BNSF did not respond to several requests for comment. Union Pacific declined to comment.
Nearly 142 million barrels of crude moved via rail in the U.S. in 2019, representing about 10% of what is transported via pipelines, according to the U.S. Energy Department. Unit trains, made up entirely of tank cars, can carry around 60,000-75,000 barrels.
Even on smaller or mid-sized railroads, known as shortlines, there may be capacity constraints or insurance coverage may not be adequate, the railroads have said, advising rail companies not to store oil.
“It is arbitrary, and is happening at a time when it (storage) is an option being heavily considered by all companies that have access to crude by rail right now,” one of the sources said.
As of September, there was enough crude storage capacity in the U.S. for about 391 million barrels of out of about 700 million working capacity, excluding the strategic reserve, according to the U.S. Energy Department. However, U.S. stocks have risen by 32.5 million barrels in just the last 4 weeks, including a 15-million-barrel gain in the latest week, the most ever.
Crude-by-rail shipments were not economic when oil prices were high but are expected to rise as prices have plunged. Loadings out of the Permian basin, the biggest in the country, slumped to about 12,500 barrels per day (bpd) in January, the lowest in at least a year, before rising to about 13,200 bpd in February, according to data from Genscape.

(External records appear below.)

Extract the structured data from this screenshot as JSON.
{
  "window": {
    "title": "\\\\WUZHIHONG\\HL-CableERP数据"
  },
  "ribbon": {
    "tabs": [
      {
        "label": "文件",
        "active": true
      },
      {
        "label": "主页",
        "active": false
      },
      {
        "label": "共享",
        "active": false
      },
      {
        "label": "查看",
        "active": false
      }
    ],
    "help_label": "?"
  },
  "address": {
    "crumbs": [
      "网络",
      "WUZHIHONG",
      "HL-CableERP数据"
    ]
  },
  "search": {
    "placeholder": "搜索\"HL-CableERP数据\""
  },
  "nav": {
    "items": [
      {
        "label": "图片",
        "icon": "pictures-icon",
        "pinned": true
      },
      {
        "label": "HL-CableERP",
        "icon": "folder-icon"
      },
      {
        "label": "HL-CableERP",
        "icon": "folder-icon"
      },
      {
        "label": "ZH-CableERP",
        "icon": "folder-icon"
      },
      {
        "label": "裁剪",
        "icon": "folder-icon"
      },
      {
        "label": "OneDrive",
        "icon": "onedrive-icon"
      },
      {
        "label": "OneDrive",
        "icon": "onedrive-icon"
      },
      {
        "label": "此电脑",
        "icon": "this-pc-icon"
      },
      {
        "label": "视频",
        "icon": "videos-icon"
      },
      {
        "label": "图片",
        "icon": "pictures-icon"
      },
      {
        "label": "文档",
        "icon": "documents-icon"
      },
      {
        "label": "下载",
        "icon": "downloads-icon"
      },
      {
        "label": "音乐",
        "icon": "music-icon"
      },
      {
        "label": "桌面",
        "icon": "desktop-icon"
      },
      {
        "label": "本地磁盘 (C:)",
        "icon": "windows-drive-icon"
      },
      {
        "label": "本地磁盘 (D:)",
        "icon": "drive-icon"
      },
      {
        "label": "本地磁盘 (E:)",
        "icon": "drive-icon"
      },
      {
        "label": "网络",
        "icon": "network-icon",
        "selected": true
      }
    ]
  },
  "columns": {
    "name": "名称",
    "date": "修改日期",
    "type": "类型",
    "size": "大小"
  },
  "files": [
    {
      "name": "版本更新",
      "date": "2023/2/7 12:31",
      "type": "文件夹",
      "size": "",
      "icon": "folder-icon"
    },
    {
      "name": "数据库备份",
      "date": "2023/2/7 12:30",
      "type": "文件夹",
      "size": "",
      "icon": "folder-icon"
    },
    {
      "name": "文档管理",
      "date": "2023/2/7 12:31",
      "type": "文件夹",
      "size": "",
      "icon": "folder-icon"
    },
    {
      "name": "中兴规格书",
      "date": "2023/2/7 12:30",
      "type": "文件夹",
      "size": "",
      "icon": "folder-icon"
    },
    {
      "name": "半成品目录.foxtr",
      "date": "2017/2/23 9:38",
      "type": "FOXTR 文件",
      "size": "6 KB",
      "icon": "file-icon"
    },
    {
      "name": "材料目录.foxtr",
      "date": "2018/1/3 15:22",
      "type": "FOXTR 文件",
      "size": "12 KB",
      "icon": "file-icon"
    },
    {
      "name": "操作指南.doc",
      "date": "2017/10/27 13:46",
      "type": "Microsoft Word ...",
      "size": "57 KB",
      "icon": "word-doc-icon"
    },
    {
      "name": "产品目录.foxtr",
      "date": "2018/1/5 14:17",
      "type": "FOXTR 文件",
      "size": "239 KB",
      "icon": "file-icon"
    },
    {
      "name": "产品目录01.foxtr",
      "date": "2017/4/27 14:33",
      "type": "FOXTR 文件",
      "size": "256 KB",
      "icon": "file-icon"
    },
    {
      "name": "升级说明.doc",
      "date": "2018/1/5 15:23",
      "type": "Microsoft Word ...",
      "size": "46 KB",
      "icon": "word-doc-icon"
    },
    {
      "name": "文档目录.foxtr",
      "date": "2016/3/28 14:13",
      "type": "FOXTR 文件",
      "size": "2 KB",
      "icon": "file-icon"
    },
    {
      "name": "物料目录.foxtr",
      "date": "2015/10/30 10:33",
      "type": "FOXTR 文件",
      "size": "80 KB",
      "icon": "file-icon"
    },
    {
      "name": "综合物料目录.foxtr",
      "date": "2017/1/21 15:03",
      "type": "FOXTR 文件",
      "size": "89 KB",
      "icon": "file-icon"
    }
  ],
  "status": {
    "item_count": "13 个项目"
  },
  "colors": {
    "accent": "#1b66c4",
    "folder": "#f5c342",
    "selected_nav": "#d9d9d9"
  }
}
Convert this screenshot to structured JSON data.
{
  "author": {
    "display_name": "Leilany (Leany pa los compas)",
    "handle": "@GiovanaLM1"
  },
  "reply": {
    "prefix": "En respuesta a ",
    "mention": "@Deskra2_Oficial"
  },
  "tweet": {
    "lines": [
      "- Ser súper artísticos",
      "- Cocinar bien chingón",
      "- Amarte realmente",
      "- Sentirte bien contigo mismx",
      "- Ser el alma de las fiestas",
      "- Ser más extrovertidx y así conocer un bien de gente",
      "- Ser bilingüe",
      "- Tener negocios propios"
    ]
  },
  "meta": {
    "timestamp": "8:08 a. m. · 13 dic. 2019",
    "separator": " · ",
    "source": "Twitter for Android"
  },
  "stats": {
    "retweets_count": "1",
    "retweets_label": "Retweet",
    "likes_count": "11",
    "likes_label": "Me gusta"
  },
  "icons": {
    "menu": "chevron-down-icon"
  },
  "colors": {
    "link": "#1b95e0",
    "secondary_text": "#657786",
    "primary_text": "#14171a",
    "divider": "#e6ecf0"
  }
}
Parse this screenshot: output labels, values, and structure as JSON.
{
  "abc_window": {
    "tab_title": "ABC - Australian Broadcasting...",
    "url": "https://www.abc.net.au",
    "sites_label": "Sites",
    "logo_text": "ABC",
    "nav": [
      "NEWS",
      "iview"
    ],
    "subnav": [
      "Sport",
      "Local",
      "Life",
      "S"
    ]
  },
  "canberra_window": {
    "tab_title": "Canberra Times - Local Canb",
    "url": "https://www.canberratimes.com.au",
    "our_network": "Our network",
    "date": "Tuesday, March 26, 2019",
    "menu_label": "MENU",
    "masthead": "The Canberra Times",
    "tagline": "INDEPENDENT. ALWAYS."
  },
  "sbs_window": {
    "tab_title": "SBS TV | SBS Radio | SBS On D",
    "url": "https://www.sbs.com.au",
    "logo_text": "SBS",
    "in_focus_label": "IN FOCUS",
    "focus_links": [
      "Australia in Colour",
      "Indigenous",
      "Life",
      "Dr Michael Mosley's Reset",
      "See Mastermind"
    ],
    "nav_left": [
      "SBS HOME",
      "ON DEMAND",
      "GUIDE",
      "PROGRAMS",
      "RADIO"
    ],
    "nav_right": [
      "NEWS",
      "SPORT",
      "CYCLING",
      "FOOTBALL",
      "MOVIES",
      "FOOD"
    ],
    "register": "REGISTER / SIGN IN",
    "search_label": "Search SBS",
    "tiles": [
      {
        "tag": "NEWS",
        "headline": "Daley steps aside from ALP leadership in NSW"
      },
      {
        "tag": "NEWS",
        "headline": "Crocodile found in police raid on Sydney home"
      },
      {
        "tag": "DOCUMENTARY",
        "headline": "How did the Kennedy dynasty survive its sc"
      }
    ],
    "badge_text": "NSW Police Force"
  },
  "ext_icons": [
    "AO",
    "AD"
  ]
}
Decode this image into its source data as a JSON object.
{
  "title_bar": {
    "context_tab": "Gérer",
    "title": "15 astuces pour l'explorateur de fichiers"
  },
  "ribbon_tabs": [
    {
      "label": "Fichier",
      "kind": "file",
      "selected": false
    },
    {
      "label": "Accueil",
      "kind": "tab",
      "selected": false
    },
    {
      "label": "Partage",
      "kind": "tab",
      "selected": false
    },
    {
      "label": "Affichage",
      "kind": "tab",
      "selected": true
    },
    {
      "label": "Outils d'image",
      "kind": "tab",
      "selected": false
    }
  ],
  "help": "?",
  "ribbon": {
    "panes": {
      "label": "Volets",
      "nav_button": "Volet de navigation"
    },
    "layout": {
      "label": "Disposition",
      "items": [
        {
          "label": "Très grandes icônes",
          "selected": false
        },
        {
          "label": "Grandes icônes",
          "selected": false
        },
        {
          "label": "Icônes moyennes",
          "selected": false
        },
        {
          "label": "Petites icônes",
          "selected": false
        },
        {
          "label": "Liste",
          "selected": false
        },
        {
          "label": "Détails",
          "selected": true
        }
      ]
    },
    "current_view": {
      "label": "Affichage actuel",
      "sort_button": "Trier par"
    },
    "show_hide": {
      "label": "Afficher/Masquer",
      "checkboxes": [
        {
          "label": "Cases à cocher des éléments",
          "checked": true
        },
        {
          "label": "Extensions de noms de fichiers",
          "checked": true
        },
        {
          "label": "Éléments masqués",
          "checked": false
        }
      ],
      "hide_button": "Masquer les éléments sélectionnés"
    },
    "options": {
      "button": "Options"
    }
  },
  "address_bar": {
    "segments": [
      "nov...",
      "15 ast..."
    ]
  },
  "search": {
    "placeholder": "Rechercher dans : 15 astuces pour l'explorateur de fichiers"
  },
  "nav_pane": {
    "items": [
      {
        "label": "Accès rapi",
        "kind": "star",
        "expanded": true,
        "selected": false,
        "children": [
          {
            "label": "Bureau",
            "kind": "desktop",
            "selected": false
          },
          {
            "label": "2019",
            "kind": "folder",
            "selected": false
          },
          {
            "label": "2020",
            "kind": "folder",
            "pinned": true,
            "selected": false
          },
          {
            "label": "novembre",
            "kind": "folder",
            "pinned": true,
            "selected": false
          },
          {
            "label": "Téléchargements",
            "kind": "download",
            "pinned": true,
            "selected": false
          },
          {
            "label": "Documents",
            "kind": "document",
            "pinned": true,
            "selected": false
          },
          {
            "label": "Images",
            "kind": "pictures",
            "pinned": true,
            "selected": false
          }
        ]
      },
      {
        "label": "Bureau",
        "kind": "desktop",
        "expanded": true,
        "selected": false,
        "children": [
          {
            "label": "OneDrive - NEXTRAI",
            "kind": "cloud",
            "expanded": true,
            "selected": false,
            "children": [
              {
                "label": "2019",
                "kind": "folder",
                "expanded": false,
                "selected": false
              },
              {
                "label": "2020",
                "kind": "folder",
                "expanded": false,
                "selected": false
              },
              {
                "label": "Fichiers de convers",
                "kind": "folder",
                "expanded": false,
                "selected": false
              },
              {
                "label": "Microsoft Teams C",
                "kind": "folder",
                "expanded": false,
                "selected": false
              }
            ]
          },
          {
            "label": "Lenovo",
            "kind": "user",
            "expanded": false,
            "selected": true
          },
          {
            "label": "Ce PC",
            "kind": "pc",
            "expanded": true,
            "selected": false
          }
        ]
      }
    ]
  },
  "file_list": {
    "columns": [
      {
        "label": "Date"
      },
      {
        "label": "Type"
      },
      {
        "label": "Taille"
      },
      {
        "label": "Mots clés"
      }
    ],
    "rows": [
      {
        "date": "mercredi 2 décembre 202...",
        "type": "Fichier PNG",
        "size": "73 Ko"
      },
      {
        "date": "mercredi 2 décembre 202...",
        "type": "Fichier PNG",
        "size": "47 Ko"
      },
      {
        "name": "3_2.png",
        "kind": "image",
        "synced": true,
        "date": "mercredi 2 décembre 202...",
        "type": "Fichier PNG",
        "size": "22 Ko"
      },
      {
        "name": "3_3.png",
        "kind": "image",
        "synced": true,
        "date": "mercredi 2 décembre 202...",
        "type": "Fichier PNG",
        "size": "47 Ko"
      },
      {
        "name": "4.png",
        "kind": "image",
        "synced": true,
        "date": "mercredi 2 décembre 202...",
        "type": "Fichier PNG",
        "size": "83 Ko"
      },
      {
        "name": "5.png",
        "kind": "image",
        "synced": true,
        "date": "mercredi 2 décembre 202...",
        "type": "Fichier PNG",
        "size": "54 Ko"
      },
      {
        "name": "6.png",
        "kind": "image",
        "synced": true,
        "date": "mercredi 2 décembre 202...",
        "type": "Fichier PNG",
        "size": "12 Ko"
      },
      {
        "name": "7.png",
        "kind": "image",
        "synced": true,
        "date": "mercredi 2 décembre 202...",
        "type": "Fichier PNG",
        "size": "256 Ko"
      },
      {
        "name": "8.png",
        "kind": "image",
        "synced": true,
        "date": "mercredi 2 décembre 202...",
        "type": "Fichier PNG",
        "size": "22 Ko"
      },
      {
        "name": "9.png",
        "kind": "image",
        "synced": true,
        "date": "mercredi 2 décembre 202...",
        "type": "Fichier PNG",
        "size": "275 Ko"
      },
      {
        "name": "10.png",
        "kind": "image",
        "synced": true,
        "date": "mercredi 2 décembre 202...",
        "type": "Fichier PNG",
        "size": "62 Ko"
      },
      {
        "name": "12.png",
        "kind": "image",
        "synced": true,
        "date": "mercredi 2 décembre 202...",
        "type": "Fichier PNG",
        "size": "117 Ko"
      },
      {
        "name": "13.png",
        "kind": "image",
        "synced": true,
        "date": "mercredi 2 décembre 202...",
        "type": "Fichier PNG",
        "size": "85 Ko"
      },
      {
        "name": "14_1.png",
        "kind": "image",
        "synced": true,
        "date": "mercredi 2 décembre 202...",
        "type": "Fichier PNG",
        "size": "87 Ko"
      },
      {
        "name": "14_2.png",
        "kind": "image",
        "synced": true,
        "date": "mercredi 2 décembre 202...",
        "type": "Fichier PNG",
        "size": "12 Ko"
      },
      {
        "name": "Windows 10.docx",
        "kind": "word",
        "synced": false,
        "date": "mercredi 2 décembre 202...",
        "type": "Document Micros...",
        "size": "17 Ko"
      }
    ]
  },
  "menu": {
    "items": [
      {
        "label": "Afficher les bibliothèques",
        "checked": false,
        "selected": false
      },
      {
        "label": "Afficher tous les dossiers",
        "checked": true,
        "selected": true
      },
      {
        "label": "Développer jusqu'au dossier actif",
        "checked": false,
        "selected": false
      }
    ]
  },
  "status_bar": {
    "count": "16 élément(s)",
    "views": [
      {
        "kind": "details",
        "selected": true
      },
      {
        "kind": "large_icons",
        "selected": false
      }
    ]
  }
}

Demand is falling so swiftly that rail cars loaded with crude may not be accepted by the time they reach their destination three-to-five days later, leaving barrels orphaned without a storage option, one trader said.
Rates to lease rail cars have dropped sharply due to the crash in oil prices, making them more attractive for storage. Lease rates for rail cars have fallen from about $800 per month to about $500, said Ernie Barsamia, founder and CEO of The Tank Tiger, a terminal storage clearinghouse.